The ERCC3 (Excision Repair Cross-Complementation Group 3) antibody is a tool used to detect the ERCC3 protein, a critical component of the nucleotide excision repair (NER) pathway responsible for correcting DNA damage caused by UV radiation and chemical adducts. ERCC3. also known as XPB, functions as a DNA helicase within the TFIIH (transcription factor IIH) complex, playing dual roles in DNA repair and transcription initiation. It unwinds DNA around lesion sites during NER and assists RNA polymerase II in promoter escape during transcription.

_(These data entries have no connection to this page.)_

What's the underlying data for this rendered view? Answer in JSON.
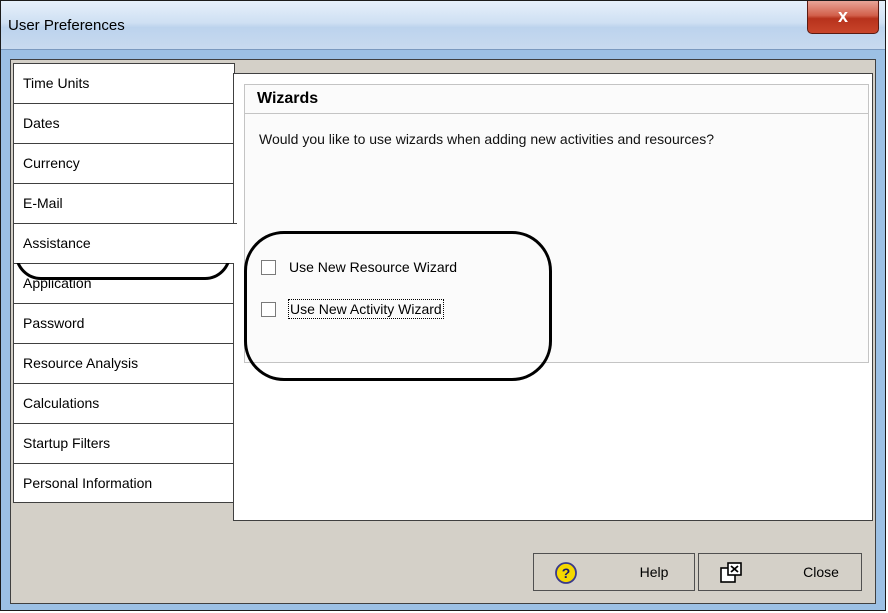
{
  "window": {
    "title": "User Preferences",
    "close_glyph": "x"
  },
  "tabs": [
    {
      "label": "Time Units"
    },
    {
      "label": "Dates"
    },
    {
      "label": "Currency"
    },
    {
      "label": "E-Mail"
    },
    {
      "label": "Assistance",
      "selected": true
    },
    {
      "label": "Application"
    },
    {
      "label": "Password"
    },
    {
      "label": "Resource Analysis"
    },
    {
      "label": "Calculations"
    },
    {
      "label": "Startup Filters"
    },
    {
      "label": "Personal Information"
    }
  ],
  "panel": {
    "header": "Wizards",
    "description": "Would you like to use wizards when adding new activities and resources?",
    "options": [
      {
        "label": "Use New Resource Wizard",
        "checked": false
      },
      {
        "label": "Use New Activity Wizard",
        "checked": false,
        "focused": true
      }
    ]
  },
  "buttons": {
    "help": {
      "label": "Help",
      "icon": "help-icon"
    },
    "close": {
      "label": "Close",
      "icon": "close-window-icon"
    }
  }
}
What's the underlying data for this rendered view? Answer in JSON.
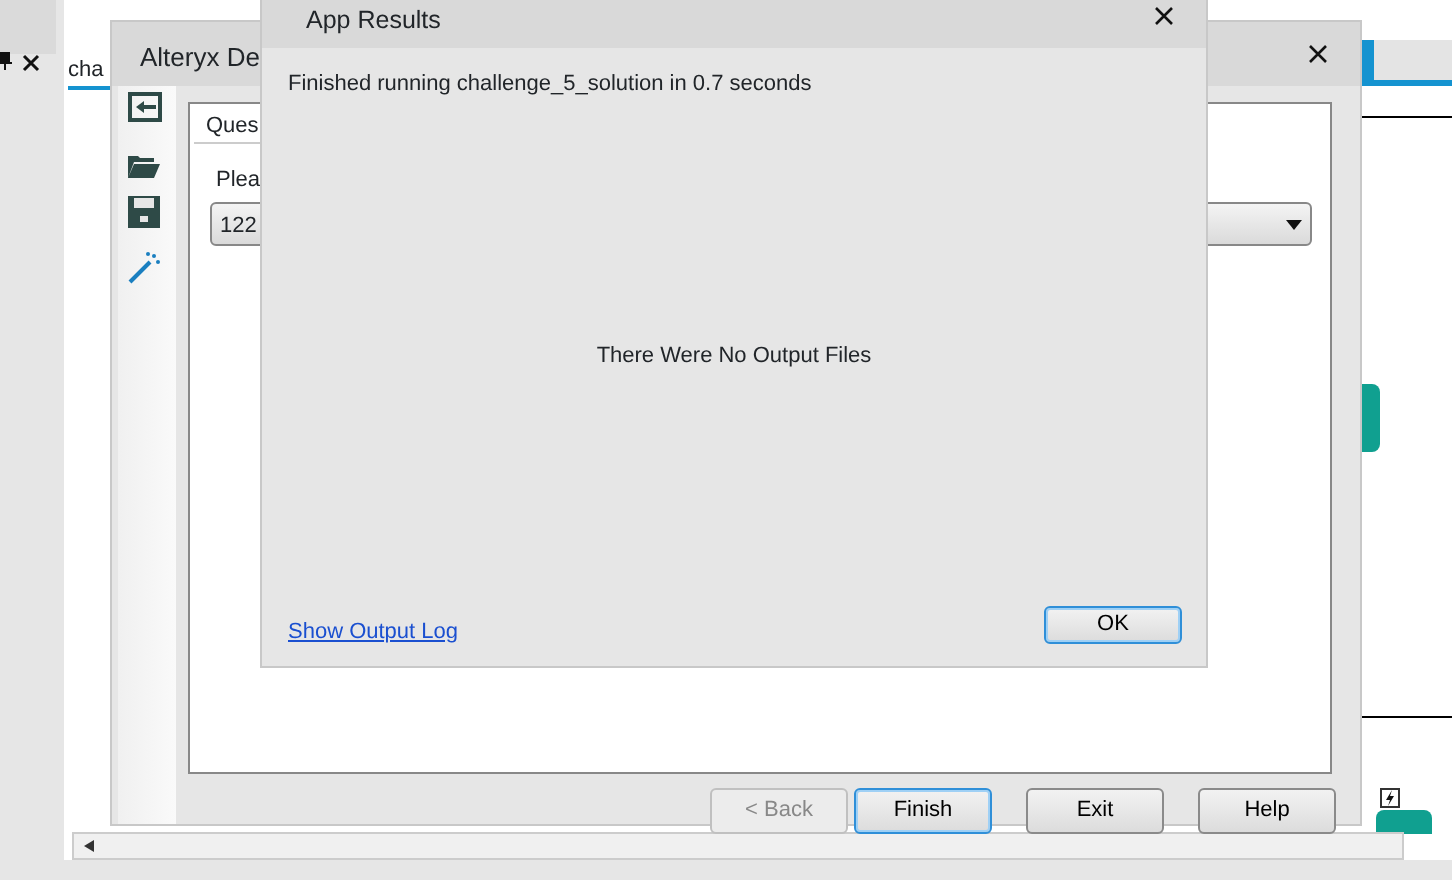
{
  "background_app": {
    "tab": {
      "label": "cha",
      "selected": true
    }
  },
  "designer_window": {
    "title": "Alteryx De",
    "tab": "Ques",
    "prompt": "Plea",
    "dropdown_value": "122",
    "buttons": [
      {
        "label": "< Back",
        "disabled": true,
        "default": false
      },
      {
        "label": "Finish",
        "disabled": false,
        "default": true
      },
      {
        "label": "Exit",
        "disabled": false,
        "default": false
      },
      {
        "label": "Help",
        "disabled": false,
        "default": false
      }
    ]
  },
  "results_dialog": {
    "title": "App Results",
    "message": "Finished running challenge_5_solution in 0.7 seconds",
    "status": "There Were No Output Files",
    "link": "Show Output Log",
    "button": "OK"
  }
}
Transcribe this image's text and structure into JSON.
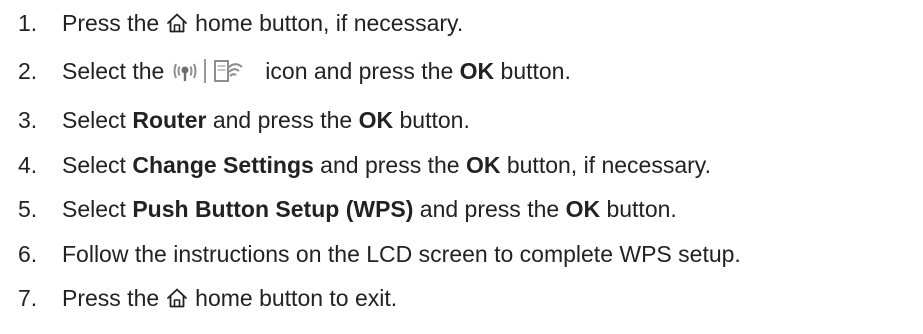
{
  "steps": [
    {
      "number": "1.",
      "parts": {
        "a": "Press the",
        "icon": "home-icon",
        "b": "home button, if necessary."
      }
    },
    {
      "number": "2.",
      "parts": {
        "a": "Select the",
        "icon": "wifi-settings-icon",
        "b": "icon and press the ",
        "c": "OK",
        "d": " button."
      }
    },
    {
      "number": "3.",
      "parts": {
        "a": "Select ",
        "b": "Router",
        "c": " and press the ",
        "d": "OK",
        "e": " button."
      }
    },
    {
      "number": "4.",
      "parts": {
        "a": "Select ",
        "b": "Change Settings",
        "c": " and press the ",
        "d": "OK",
        "e": " button, if necessary."
      }
    },
    {
      "number": "5.",
      "parts": {
        "a": "Select ",
        "b": "Push Button Setup (WPS)",
        "c": " and press the ",
        "d": "OK",
        "e": " button."
      }
    },
    {
      "number": "6.",
      "parts": {
        "a": "Follow the instructions on the LCD screen to complete WPS setup."
      }
    },
    {
      "number": "7.",
      "parts": {
        "a": "Press the",
        "icon": "home-icon",
        "b": "home button to exit."
      }
    }
  ]
}
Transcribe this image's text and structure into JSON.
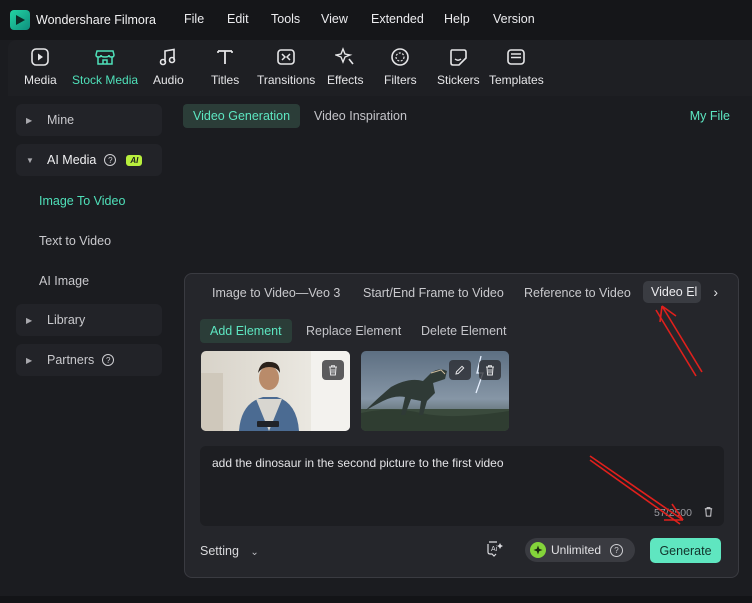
{
  "app": {
    "title": "Wondershare Filmora"
  },
  "menu": [
    "File",
    "Edit",
    "Tools",
    "View",
    "Extended",
    "Help",
    "Version"
  ],
  "toolbar": {
    "items": [
      {
        "label": "Media",
        "icon": "media-icon"
      },
      {
        "label": "Stock Media",
        "icon": "stock-media-icon"
      },
      {
        "label": "Audio",
        "icon": "audio-icon"
      },
      {
        "label": "Titles",
        "icon": "titles-icon"
      },
      {
        "label": "Transitions",
        "icon": "transitions-icon"
      },
      {
        "label": "Effects",
        "icon": "effects-icon"
      },
      {
        "label": "Filters",
        "icon": "filters-icon"
      },
      {
        "label": "Stickers",
        "icon": "stickers-icon"
      },
      {
        "label": "Templates",
        "icon": "templates-icon"
      }
    ],
    "active": "Stock Media"
  },
  "sidebar": {
    "mine": "Mine",
    "ai_media": "AI Media",
    "ai_badge": "AI",
    "sub_items": [
      "Image To Video",
      "Text to Video",
      "AI Image"
    ],
    "active_sub": "Image To Video",
    "library": "Library",
    "partners": "Partners"
  },
  "main": {
    "tabs": [
      "Video Generation",
      "Video Inspiration"
    ],
    "active_tab": "Video Generation",
    "my_file": "My File"
  },
  "panel": {
    "mode_tabs": [
      "Image to Video—Veo 3",
      "Start/End Frame to Video",
      "Reference to Video",
      "Video Elements"
    ],
    "active_mode_visible": "Video El",
    "element_tabs": [
      "Add Element",
      "Replace Element",
      "Delete Element"
    ],
    "active_element_tab": "Add Element",
    "prompt": "add the dinosaur in the second picture to the first video",
    "counter": "57/2500",
    "setting": "Setting",
    "unlimited": "Unlimited",
    "generate": "Generate"
  },
  "colors": {
    "accent": "#5de6c1",
    "background": "#1b1c20",
    "panel": "#25262b",
    "annotation": "#e0201c"
  }
}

Mutations in the ERCC3 gene are linked to xeroderma pigmentosum (XP) complementation group B, a rare autosomal recessive disorder characterized by extreme UV sensitivity, predisposition to skin cancers, and neurological abnormalities. ERCC3 defects are also associated with combined features of XP and Cockayne syndrome (CS), highlighting its broader role in genome stability.
ERCC3 antibodies are widely used in research to study DNA repair mechanisms, transcription regulation, and disease pathology. They enable detection of ERCC3 expression via techniques like Western blotting, immunohistochemistry, and immunofluorescence. Such studies help elucidate its interaction partners, cellular localization, and dysregulation in cancer or aging-related disorders. Additionally, these antibodies may have diagnostic potential in identifying ERCC3 mutations or assessing therapeutic responses in precision oncology.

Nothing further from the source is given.